Sözde “Rus yasasına” karşı çıkan protestoculara göre, her iki siyasi lider de Rusya yanlısı ve Kremlin’in çıkarları doğrultusunda çalışıyor.
Cumhurbaşkanı Salomé Zourabishvili açık bir şekilde yasaya karşı çıkıyor ancak taslağın 76 milletvekilinin onayını alması ve parlamentonun onu geçersiz kılmasına izin vermesi durumunda veto yetkisi etkisiz kalıyor.
Buna karşılık Zourabişvili, Gürcistan’ın Avrupa ve Batı taahhütlerinin gayri resmi garantörü haline geldi.
Gürcü asıllı eski bir Fransız diplomat olan cumhurbaşkanı, İvanişvili’den uzaklaşarak bağımsız bir politika uygulamaya başlayarak yürütmeyle çatıştı.
İç siyasi kutuplaşmanın en yüksek seviyede olduğu önümüzdeki Ekim ayında yapılması planlanan genel seçimler, Gürcistan’daki jeopolitik dalgalanmanın dönüm noktası olmaya hazırlanıyor.
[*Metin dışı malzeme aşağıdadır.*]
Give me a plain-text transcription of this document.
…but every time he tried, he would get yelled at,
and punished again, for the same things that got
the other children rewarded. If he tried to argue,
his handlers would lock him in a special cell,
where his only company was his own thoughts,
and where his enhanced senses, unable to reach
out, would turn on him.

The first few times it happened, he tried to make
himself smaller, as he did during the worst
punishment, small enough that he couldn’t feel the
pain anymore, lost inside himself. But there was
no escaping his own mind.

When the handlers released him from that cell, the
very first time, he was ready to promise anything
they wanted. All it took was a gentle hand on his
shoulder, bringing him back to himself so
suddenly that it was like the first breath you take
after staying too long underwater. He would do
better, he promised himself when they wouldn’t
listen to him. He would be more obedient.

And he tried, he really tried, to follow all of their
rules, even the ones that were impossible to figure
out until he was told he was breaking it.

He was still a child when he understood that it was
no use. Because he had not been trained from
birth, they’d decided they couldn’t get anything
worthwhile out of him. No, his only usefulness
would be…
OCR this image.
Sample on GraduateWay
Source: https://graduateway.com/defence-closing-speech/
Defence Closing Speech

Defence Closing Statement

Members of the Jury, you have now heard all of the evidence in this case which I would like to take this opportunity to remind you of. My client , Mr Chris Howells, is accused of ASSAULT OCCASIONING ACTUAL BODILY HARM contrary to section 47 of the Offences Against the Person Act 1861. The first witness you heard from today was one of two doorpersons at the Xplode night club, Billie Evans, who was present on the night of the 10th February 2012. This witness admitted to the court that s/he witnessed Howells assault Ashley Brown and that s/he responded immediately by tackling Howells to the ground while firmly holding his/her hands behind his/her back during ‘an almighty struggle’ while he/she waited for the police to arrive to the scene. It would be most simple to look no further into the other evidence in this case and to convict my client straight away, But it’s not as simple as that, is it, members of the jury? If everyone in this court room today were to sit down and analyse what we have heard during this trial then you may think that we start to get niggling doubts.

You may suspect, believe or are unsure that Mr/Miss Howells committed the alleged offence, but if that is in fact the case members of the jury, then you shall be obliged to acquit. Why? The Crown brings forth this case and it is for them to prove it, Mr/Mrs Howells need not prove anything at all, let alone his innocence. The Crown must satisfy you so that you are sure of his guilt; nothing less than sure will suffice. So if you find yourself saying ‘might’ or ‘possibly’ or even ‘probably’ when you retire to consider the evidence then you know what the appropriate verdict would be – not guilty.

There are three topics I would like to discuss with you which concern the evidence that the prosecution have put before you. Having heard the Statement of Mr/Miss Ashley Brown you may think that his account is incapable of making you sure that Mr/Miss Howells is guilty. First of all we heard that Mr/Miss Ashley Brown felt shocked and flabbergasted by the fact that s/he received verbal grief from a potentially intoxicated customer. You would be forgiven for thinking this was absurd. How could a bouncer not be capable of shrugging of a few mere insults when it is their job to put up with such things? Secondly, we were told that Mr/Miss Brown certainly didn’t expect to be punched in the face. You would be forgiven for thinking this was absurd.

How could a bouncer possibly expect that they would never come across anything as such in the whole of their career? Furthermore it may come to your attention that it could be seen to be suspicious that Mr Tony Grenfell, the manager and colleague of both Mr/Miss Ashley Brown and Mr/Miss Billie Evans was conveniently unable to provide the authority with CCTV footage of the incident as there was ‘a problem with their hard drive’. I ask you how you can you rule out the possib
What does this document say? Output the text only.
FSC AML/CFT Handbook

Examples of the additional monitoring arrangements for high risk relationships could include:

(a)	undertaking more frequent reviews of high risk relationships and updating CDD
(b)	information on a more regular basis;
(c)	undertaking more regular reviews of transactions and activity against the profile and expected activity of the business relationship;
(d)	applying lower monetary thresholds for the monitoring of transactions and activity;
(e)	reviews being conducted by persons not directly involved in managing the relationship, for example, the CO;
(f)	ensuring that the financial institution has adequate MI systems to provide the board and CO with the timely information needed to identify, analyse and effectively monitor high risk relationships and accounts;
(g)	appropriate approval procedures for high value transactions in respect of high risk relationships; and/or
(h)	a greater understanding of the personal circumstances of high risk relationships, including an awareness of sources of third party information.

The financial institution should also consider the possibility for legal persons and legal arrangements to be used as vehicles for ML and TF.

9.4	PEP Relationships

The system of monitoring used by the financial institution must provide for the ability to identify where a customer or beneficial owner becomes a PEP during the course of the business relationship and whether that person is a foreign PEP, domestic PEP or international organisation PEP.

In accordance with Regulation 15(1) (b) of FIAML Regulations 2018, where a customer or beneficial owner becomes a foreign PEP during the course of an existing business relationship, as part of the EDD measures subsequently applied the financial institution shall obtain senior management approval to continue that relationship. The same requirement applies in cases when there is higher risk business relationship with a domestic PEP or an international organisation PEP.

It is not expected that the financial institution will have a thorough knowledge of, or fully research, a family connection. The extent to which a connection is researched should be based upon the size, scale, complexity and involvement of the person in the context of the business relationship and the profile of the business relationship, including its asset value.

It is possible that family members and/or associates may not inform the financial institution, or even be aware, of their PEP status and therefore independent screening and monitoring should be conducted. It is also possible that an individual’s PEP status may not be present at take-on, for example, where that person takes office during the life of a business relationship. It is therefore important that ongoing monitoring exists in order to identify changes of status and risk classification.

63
Muhalefet zayıf ve bölünmüş durumda ve vatandaşlar AB yanlısı kitlesel mitingler için kendiliğinden bir araya gelmeye devam ediyor.
STK’lar seçim sürecinin şeffaflığının garantörü haline gelmeli.
Başkan düşerse denge bozulur
Kurumsal düzeyde Zourabishvili en güçlü ve anlamlı eleştirel duruşu sergiledi. Ancak önümüzdeki Aralık ayından itibaren yeni bir başkan olabilir.
Anayasa değişikliğine göre cumhurbaşkanının seçimi artık parlamentoya devredildi.
Devam eden protestolara binlerce kişi katılarak, Gürcüler Tiflis’te AB’ye olan bağlılıklarını kitlesel olarak gösteriyorlar ve ülkeyi batıya doğru sürükleyebilecek itici güç olabilirler. Ancak iktidar partisi ihtiyaç duyduğu seçmen desteğini kırsal kesimden almaya çalışacak.
Gürcistan’ın kırılgan istikrarını kaybetmesi yönünde somut bir risk var ve bu da Batı ile Rusya arasında süregelen gerilimi daha da artıracak.
Eğer Ekim seçimlerini açıkça Batı yanlısı bir hükümet kazanırsa, bu Güney Kafkasya’daki Kremlin için büyük bir yenilgi olacaktır.